🤖 AI Summary
Existing autoregressive methods for artist-style 3D mesh generation struggle to simultaneously preserve global structural consistency and local geometric fidelity, while suffering from error accumulation. To address this, we propose a part-aware discrete diffusion framework: first, semantic segmentation decomposes the mesh into semantically meaningful parts; then, we jointly model inter-part dependencies via autoregression and intra-part geometry via parallel diffusion, incorporating a part-aware cross-attention mechanism that explicitly disentangles global topology from high-frequency geometric details.

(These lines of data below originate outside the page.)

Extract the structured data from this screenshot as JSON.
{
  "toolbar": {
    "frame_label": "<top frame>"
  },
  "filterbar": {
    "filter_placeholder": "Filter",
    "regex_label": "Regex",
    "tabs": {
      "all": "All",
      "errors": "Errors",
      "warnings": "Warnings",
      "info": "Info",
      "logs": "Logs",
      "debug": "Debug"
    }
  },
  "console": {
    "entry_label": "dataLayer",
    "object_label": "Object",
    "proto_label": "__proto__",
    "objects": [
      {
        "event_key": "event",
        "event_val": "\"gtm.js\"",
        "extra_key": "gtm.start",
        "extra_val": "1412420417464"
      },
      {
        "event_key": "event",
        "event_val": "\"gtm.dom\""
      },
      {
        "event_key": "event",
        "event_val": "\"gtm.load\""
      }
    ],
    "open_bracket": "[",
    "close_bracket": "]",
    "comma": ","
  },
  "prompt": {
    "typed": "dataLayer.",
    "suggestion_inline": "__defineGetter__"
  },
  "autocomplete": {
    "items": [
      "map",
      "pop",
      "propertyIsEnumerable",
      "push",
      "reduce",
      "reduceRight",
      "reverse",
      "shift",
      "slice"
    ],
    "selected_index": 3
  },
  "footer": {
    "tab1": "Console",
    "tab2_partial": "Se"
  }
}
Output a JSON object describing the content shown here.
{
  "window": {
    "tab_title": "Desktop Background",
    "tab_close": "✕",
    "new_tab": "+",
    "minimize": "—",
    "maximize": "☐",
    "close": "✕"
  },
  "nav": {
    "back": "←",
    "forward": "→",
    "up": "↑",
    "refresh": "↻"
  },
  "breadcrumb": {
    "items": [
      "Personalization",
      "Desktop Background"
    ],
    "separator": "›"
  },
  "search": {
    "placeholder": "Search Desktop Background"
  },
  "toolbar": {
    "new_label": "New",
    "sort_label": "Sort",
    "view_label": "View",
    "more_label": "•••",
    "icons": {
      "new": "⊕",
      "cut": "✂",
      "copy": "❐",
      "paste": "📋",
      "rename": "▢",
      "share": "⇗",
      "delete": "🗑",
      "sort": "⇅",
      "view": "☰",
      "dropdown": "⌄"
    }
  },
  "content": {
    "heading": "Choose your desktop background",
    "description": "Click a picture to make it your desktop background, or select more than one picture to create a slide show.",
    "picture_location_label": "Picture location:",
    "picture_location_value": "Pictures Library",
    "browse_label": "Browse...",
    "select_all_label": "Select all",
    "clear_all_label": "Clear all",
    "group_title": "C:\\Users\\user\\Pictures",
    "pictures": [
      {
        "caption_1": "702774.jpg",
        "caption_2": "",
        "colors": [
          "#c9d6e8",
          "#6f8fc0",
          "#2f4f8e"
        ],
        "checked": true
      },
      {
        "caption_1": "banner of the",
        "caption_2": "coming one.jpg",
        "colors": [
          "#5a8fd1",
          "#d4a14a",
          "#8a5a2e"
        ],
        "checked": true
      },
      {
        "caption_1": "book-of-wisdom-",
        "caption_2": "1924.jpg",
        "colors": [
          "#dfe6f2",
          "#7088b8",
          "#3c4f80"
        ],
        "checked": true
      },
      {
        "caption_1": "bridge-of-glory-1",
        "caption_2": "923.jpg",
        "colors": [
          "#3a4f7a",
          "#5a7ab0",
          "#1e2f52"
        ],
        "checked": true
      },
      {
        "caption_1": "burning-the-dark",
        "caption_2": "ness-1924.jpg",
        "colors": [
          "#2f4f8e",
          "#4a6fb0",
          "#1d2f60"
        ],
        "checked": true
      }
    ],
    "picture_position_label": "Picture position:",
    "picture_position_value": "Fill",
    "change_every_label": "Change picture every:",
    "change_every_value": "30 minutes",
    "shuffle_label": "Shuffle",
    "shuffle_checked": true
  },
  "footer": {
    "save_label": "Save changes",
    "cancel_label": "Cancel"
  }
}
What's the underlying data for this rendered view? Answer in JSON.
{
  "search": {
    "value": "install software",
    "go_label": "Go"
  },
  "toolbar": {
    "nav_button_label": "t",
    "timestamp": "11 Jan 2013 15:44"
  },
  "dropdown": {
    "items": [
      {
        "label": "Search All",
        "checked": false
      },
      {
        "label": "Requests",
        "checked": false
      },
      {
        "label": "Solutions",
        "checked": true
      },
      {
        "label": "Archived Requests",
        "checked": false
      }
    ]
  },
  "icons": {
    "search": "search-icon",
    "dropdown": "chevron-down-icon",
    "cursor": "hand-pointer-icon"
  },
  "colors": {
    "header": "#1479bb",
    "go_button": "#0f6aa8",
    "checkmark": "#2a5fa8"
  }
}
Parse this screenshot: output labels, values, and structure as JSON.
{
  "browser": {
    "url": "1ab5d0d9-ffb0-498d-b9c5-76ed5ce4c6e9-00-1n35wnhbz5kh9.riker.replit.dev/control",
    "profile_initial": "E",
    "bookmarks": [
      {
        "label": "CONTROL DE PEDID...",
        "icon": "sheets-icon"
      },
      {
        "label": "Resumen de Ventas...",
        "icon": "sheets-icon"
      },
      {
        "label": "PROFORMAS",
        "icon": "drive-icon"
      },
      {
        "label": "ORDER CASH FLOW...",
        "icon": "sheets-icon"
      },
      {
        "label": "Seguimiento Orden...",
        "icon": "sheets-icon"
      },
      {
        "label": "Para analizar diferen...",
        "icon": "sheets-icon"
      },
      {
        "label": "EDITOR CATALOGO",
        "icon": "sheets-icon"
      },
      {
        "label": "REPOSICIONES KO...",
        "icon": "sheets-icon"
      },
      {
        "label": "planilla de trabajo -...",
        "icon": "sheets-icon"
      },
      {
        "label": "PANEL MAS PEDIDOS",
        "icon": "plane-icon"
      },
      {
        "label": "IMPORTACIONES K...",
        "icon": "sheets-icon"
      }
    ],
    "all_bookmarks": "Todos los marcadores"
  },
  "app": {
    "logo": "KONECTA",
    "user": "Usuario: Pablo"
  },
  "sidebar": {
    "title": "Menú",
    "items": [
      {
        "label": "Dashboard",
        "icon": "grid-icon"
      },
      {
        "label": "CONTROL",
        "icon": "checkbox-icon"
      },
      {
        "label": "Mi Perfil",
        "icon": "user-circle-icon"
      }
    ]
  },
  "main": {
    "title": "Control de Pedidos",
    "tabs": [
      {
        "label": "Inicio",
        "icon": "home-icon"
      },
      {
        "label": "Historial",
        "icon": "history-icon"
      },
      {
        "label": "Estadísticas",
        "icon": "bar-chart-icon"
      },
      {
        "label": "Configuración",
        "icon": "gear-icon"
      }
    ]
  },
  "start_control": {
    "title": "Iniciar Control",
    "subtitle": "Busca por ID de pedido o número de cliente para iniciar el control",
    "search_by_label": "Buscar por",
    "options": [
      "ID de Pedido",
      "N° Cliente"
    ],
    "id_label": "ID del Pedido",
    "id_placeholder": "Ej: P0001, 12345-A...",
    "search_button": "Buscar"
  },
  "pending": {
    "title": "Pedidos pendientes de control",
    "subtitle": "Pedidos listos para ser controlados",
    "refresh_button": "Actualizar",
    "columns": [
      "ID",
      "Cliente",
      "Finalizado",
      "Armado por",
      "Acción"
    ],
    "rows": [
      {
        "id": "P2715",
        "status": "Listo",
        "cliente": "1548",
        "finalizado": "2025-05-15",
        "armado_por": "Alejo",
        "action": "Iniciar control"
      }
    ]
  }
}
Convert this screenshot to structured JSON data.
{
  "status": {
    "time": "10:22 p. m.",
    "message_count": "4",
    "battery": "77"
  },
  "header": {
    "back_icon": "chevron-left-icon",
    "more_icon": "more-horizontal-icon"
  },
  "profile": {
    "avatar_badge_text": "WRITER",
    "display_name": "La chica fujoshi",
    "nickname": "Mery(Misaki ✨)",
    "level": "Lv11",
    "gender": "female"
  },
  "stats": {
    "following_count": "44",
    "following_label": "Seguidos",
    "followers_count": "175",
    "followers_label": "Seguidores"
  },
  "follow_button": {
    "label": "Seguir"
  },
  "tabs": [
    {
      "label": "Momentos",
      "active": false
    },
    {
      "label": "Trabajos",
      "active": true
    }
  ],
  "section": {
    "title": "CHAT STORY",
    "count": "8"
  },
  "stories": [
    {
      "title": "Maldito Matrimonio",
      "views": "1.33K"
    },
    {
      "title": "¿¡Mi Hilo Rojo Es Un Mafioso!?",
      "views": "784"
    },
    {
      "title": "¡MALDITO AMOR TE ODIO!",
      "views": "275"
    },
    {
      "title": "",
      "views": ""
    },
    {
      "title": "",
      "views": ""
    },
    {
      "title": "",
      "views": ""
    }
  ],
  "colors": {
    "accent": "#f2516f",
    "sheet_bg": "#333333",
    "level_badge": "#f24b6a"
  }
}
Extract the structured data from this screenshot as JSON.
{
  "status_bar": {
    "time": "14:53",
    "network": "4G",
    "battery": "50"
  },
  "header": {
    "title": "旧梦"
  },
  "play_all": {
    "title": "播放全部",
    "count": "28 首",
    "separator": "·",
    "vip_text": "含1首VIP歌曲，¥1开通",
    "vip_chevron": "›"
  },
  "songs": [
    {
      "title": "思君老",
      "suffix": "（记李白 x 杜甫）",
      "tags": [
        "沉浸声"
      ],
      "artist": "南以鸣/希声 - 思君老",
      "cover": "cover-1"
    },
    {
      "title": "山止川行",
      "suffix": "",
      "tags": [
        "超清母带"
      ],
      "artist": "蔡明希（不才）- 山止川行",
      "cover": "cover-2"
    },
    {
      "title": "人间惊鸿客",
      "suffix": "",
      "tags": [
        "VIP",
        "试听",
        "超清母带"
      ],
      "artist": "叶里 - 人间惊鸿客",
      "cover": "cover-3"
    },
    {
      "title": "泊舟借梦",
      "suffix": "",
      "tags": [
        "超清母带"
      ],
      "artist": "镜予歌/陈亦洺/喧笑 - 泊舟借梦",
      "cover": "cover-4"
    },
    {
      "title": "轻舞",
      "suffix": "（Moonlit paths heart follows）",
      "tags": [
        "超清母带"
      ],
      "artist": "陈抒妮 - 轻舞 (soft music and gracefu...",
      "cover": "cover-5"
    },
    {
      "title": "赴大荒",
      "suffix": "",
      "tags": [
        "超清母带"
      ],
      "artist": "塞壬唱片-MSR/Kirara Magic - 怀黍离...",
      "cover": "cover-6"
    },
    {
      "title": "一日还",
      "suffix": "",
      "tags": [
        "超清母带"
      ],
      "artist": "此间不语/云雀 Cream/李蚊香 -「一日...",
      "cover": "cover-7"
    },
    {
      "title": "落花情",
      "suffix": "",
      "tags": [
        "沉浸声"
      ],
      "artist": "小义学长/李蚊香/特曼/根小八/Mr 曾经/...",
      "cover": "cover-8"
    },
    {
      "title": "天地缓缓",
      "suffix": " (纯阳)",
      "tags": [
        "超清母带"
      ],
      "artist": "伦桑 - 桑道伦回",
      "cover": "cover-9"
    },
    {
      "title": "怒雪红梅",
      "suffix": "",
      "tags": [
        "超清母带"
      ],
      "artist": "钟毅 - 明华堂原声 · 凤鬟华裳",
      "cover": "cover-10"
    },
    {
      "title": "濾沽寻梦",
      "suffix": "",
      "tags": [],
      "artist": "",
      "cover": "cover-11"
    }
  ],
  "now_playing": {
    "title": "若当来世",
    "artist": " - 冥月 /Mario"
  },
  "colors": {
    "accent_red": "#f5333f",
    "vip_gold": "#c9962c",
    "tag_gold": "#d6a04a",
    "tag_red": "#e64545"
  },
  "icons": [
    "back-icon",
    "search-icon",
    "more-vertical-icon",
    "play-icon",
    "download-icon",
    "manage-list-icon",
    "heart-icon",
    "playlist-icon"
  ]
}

Point clouds serve as fine-grained geometric conditioning, and the entire pipeline is implemented as an end-to-end generative model based on the DiT architecture. Experiments demonstrate substantial improvements over state-of-the-art methods across diverse 3D mesh generation tasks—achieving superior detail fidelity, robust structural coherence, and practical viability for industrial-scale artistic design applications.
📝 Abstract
Existing autoregressive (AR) methods for generating artist-designed meshes struggle to balance global structural consistency with high-fidelity local details, and are susceptible to error accumulation. To address this, we propose PartDiffuser, a novel semi-autoregressive diffusion framework for point-cloud-to-mesh generation. The method first performs semantic segmentation on the mesh and then operates in a "part-wise" manner: it employs autoregression between parts to ensure global topology, while utilizing a parallel discrete diffusion process within each semantic part to precisely reconstruct high-frequency geometric features. PartDiffuser is based on the DiT architecture and introduces a part-aware cross-attention mechanism, using point clouds as hierarchical geometric conditioning to dynamically control the generation process, thereby effectively decoupling the global and local generation tasks. Experiments demonstrate that this method significantly outperforms state-of-the-art (SOTA) models in generating 3D meshes with rich detail, exhibiting exceptional detail representation suitable for real-world applications.